Die angekündigte Fördererhöhung der OPEC und Russlands ist angesichts der zurzeit zu befürchtenden Förderrückgänge der bekannte „Tropfen auf den heißen Stein“. Die ohnehin schon angespannte Angebotslage auf dem Ölmarkt konnte daher nur sehr kurzfristig durch den OPEC-Beschluss beruhigt werden, nun droht zum Jahresende eine deutliche Unterversorgung.

Marktentwicklung Ölpreise, Ölnotierungen

 

Venezuela leidet unter einer massiven Wirtschaftskrise und kann seine Öllieferungen nicht mehr einhalten, in Libyen sorgt der Bürgerkrieg immer wieder für Förderausfälle und in Kanada musste die Produktion auf einem großen Schieferölfeld eingestellt werden. Die Anschläge auf wichtige Ölexporthäfen in Libyen könnten zu einem Rückgang des weltweiten Ölangebots von über 0,5 Mio. Barrel führen und der Ausfall des kanadischen Ölfeldes bei Fort McMurray sorgt bis Ende Juli für einen Angebotsausfall von gut 0,3 Mio. Barrel pro Tag, was den US-Ölmarkt zur Hauptreisezeit hart trifft. Die genannten Fälle sorgen breits dafür, dass die Anhebung der OPEC-Ölförderung verpufft.
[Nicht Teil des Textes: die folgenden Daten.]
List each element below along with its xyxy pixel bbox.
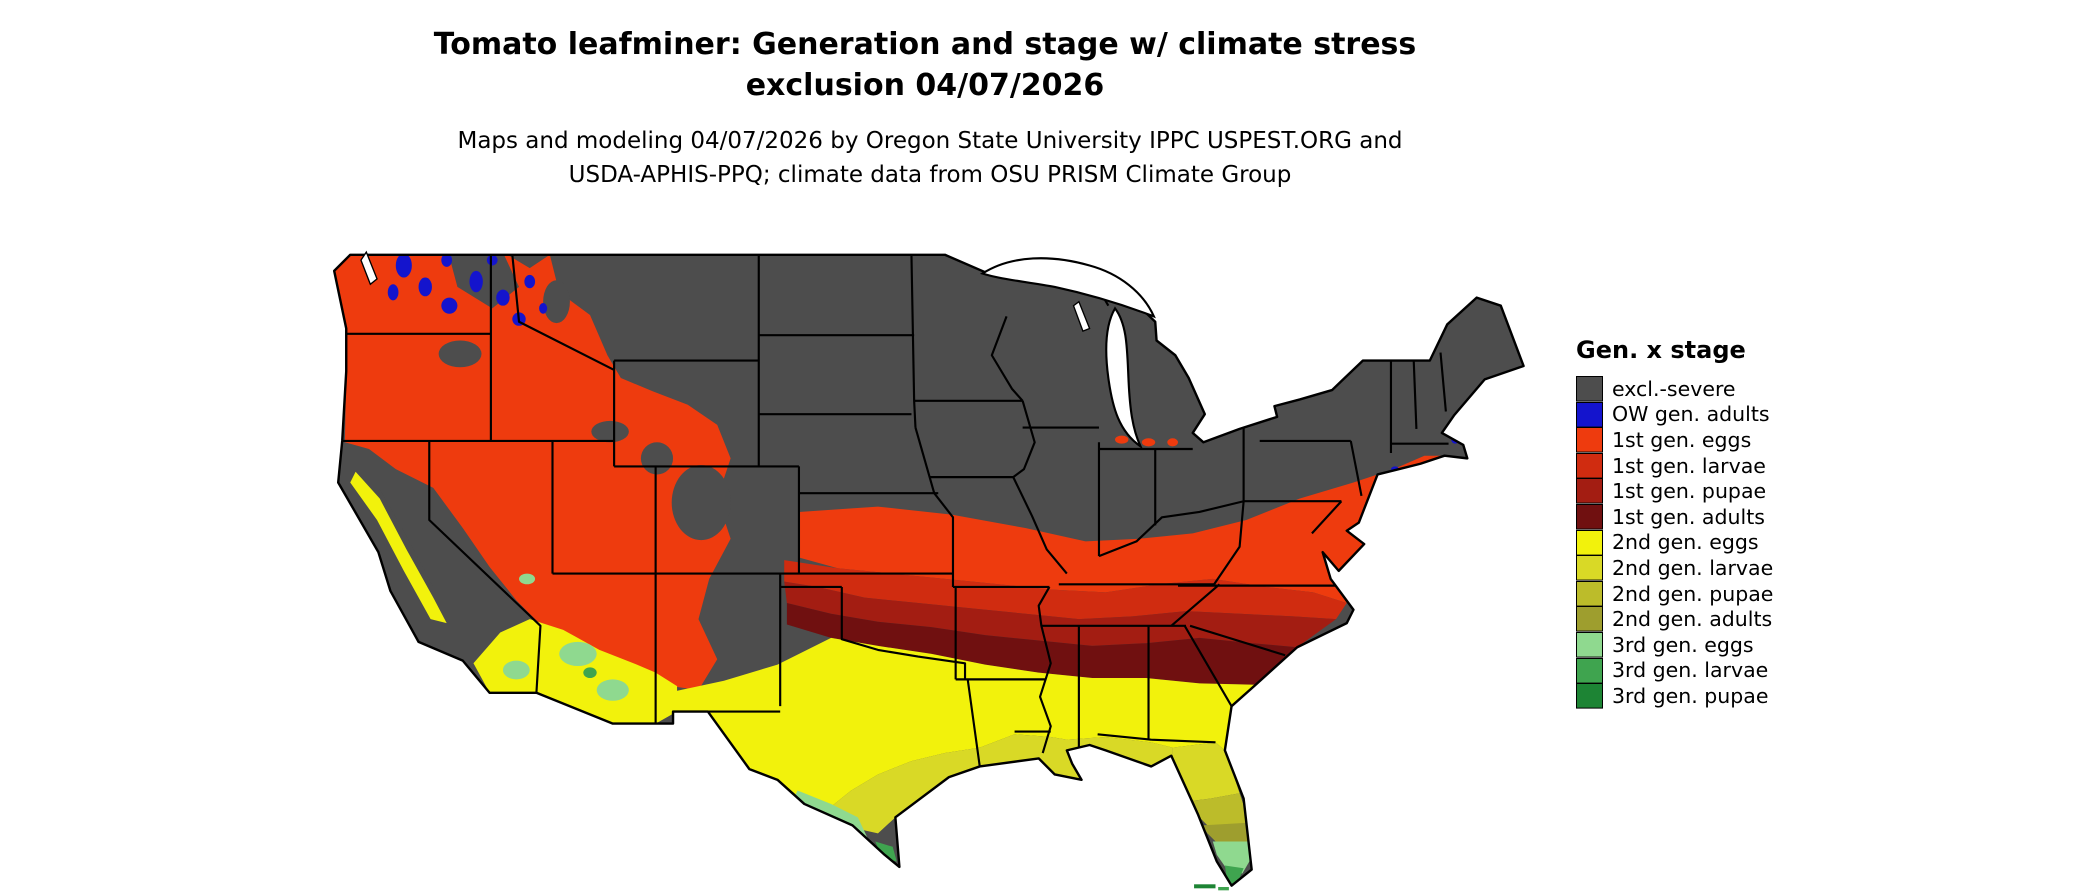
legend-item: 2nd gen. eggs: [1576, 529, 1773, 556]
map-region-1st-larvae-band: [784, 560, 1347, 620]
legend-label: 3rd gen. eggs: [1612, 632, 1754, 657]
legend-item: 2nd gen. pupae: [1576, 580, 1774, 607]
legend-swatch-ow-adults: [1576, 401, 1603, 428]
legend-label: 3rd gen. pupae: [1612, 683, 1769, 708]
legend-label: 2nd gen. adults: [1612, 607, 1773, 632]
map-region-fl-3rd-larvae: [1224, 865, 1244, 885]
map-region-az-3rd-larvae-dot: [583, 667, 597, 679]
legend-swatch-excl-severe: [1576, 376, 1603, 402]
map-region-ca-central-valley: [350, 471, 447, 624]
legend-label: 2nd gen. eggs: [1612, 530, 1759, 555]
legend-swatch-3rd-eggs: [1576, 631, 1603, 658]
legend-item: excl.-severe: [1576, 376, 1773, 402]
map-region-mountain-exclusion-specks: [371, 254, 731, 593]
map-region-stx-3rd-larvae: [875, 841, 897, 862]
map-region-1st-adults-band: [786, 603, 1298, 685]
map-region-mi-red-specks: [1115, 435, 1178, 447]
map-region-2nd-eggs-south: [674, 637, 1256, 807]
legend-swatch-3rd-pupae: [1576, 683, 1603, 709]
state-borders: [342, 254, 1449, 767]
legend-label: 2nd gen. larvae: [1612, 555, 1774, 580]
legend-swatch-1st-eggs: [1576, 427, 1603, 453]
legend-swatch-1st-adults: [1576, 503, 1603, 530]
legend-item: 1st gen. eggs: [1576, 427, 1773, 453]
legend-item: 3rd gen. pupae: [1576, 683, 1773, 709]
legend-item: 3rd gen. eggs: [1576, 631, 1773, 658]
legend-item: 3rd gen. larvae: [1576, 657, 1773, 684]
subtitle-line-2: USDA-APHIS-PPQ; climate data from OSU PR…: [568, 162, 1292, 188]
legend-label: 2nd gen. pupae: [1612, 581, 1774, 606]
legend-swatch-3rd-larvae: [1576, 657, 1603, 684]
map-region-fl-3rd-eggs: [1212, 841, 1252, 874]
map-region-1st-eggs-west: [334, 254, 731, 691]
legend-swatch-2nd-eggs: [1576, 529, 1603, 556]
florida-keys-3rd-larvae: [1218, 886, 1229, 891]
puget-sound: [360, 250, 378, 286]
legend-label: 1st gen. adults: [1612, 504, 1765, 529]
legend-label: OW gen. adults: [1612, 402, 1770, 427]
map-region-fl-2nd-larvae: [1172, 742, 1240, 802]
legend-title: Gen. x stage: [1576, 336, 1746, 364]
legend-item: 1st gen. larvae: [1576, 452, 1773, 479]
lake-michigan: [1105, 306, 1144, 450]
lake-superior: [979, 257, 1156, 319]
map-region-2nd-eggs-southwest: [473, 619, 678, 724]
legend-label: excl.-severe: [1612, 376, 1736, 401]
map-region-1st-pupae-band: [784, 581, 1337, 648]
page-title: Tomato leafminer: Generation and stage w…: [0, 24, 1850, 106]
florida-keys-3rd-pupae: [1194, 884, 1216, 889]
map-region-az-3rd-eggs-patches: [502, 573, 629, 701]
legend-item: 1st gen. pupae: [1576, 478, 1773, 504]
legend-swatch-1st-larvae: [1576, 452, 1603, 479]
legend-label: 1st gen. eggs: [1612, 427, 1752, 452]
page-subtitle: Maps and modeling 04/07/2026 by Oregon S…: [0, 124, 1860, 192]
legend-item: 2nd gen. adults: [1576, 606, 1773, 632]
title-line-1: Tomato leafminer: Generation and stage w…: [433, 27, 1417, 62]
title-line-2: exclusion 04/07/2026: [745, 68, 1105, 103]
legend-item: 2nd gen. larvae: [1576, 555, 1773, 581]
map-region-fl-2nd-adults: [1202, 822, 1251, 847]
legend: Gen. x stage excl.-severe OW gen. adults…: [1576, 336, 1773, 709]
map-region-2nd-larvae-gulf: [777, 734, 1173, 834]
legend-swatch-2nd-adults: [1576, 606, 1603, 632]
us-outline: [332, 253, 1525, 887]
legend-label: 3rd gen. larvae: [1612, 658, 1769, 683]
legend-swatch-2nd-pupae: [1576, 580, 1603, 607]
legend-item: OW gen. adults: [1576, 401, 1773, 428]
legend-item: 1st gen. adults: [1576, 503, 1773, 530]
legend-swatch-1st-pupae: [1576, 478, 1603, 504]
legend-swatch-2nd-larvae: [1576, 555, 1603, 581]
map-region-1st-eggs-central: [798, 455, 1445, 604]
subtitle-line-1: Maps and modeling 04/07/2026 by Oregon S…: [457, 128, 1403, 154]
us-pest-stage-map-svg: [332, 250, 1525, 891]
legend-label: 1st gen. larvae: [1612, 453, 1766, 478]
green-bay: [1072, 300, 1091, 333]
legend-label: 1st gen. pupae: [1612, 479, 1767, 504]
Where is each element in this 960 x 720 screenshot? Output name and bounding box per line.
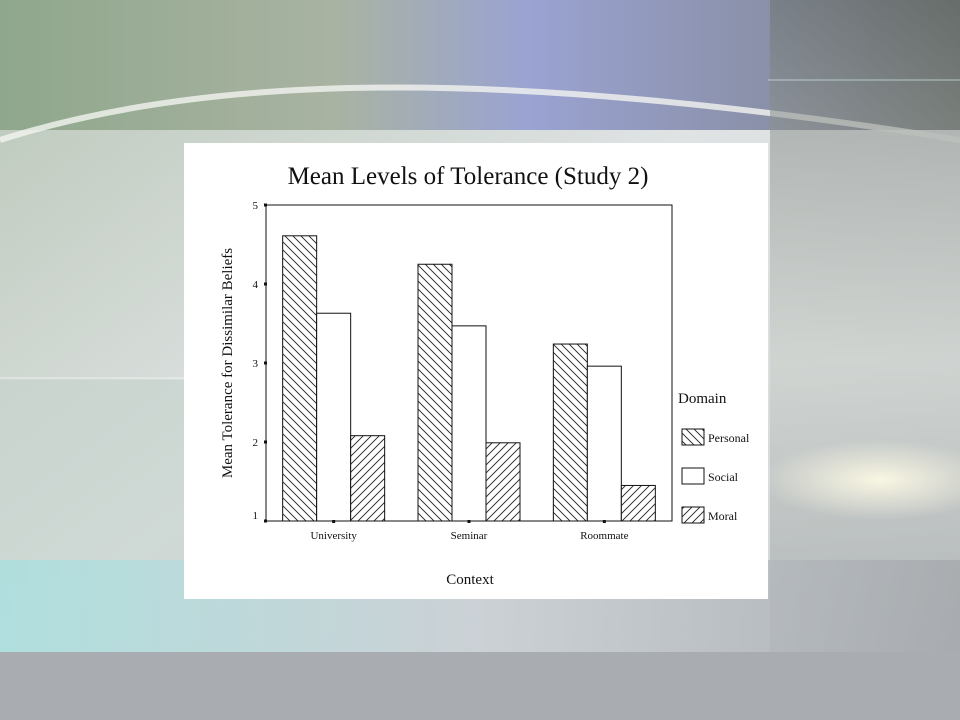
legend-swatch-moral (681, 506, 705, 524)
y-tick-label: 3 (253, 358, 259, 370)
bar-social-seminar (451, 325, 487, 522)
chart-panel: Mean Levels of Tolerance (Study 2) 1 2 3 4 5… (184, 143, 768, 599)
bar-moral-roommate (620, 484, 656, 522)
y-tick-label: 5 (253, 200, 259, 212)
y-tick-label: 1 (253, 510, 259, 522)
legend-label-social: Social (708, 470, 739, 484)
y-tick-label: 2 (253, 437, 259, 449)
legend: Personal Social Moral (681, 428, 750, 524)
x-tick-label: University (310, 530, 357, 542)
y-tick-mark (264, 203, 267, 207)
x-axis-label: Context (446, 572, 494, 588)
plot-area: 1 2 3 4 5 University Seminar Roommate (253, 200, 673, 542)
bar-social-roommate (586, 365, 622, 522)
bar-personal-roommate (552, 343, 588, 522)
bar-personal-seminar (417, 263, 453, 522)
x-tick-mark (467, 520, 471, 523)
legend-swatch-social (681, 467, 705, 485)
chart-title: Mean Levels of Tolerance (Study 2) (288, 163, 649, 190)
y-tick-mark (264, 519, 267, 523)
y-tick-label: 4 (253, 279, 259, 291)
chart: Mean Levels of Tolerance (Study 2) 1 2 3 4 5… (220, 163, 750, 588)
x-tick-mark (332, 520, 336, 523)
x-tick-label: Roommate (580, 530, 628, 542)
y-axis-label: Mean Tolerance for Dissimilar Beliefs (220, 248, 236, 478)
x-tick-mark (602, 520, 606, 523)
y-tick-mark (264, 282, 267, 286)
legend-label-personal: Personal (708, 431, 750, 445)
bar-moral-seminar (485, 442, 521, 522)
y-tick-mark (264, 361, 267, 365)
y-tick-mark (264, 440, 267, 444)
x-tick-label: Seminar (451, 530, 488, 542)
bar-personal-university (282, 235, 318, 522)
bar-moral-university (350, 435, 386, 522)
legend-swatch-personal (681, 428, 705, 446)
legend-title: Domain (678, 391, 727, 407)
legend-label-moral: Moral (708, 509, 738, 523)
bar-social-university (316, 312, 352, 522)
Hinzu kamen vom US-Ölmarkt gestern ebenfalls preistreibende Nachrichten. So gab des Department of Energy (DOE) bekannt, dass die amerikanischen Öllager in der vergangenen Woche den deutlichsten Rückgang seit September 2016 erfahren haben, was kurz vor der Hauptreisewelle in den USA auf ein Angebotsdefizit hindeutet. Die Rohöllager waren um 9,9 Mio. Barrel eingebrochen und auch der leichte Anstieg bei den Benzinlagern um 1,2 Mio. Fass, konnte den insgesamt bullischen Impuls wenig abschwächen. Die gesamten US-Öllager sanken mit gut 775 Mio. Barrel auf tiefsten Stand seit Januar 2015 und zudem stagnierte die US-Ölförderung.

Zwar hängt der Handelskonflikt zwischen den USA und China, sowie der EU und Kanada weiterhin wie ein Damokles-Schwert über der Weltwirtschaft und somit auch den Ölpreisen, doch wenn der Iran als Öllieferant vollständig ausfallen sollte, werden die preistreibenden Impulse den Ölmarkt bald eindeutig dominieren. Spätestens im Herbst könnten sich die Ölpreise dann auf neue Langzeithöchststände empor schwingen, doch vermutlich wird dies sogar noch deutlich schneller passieren.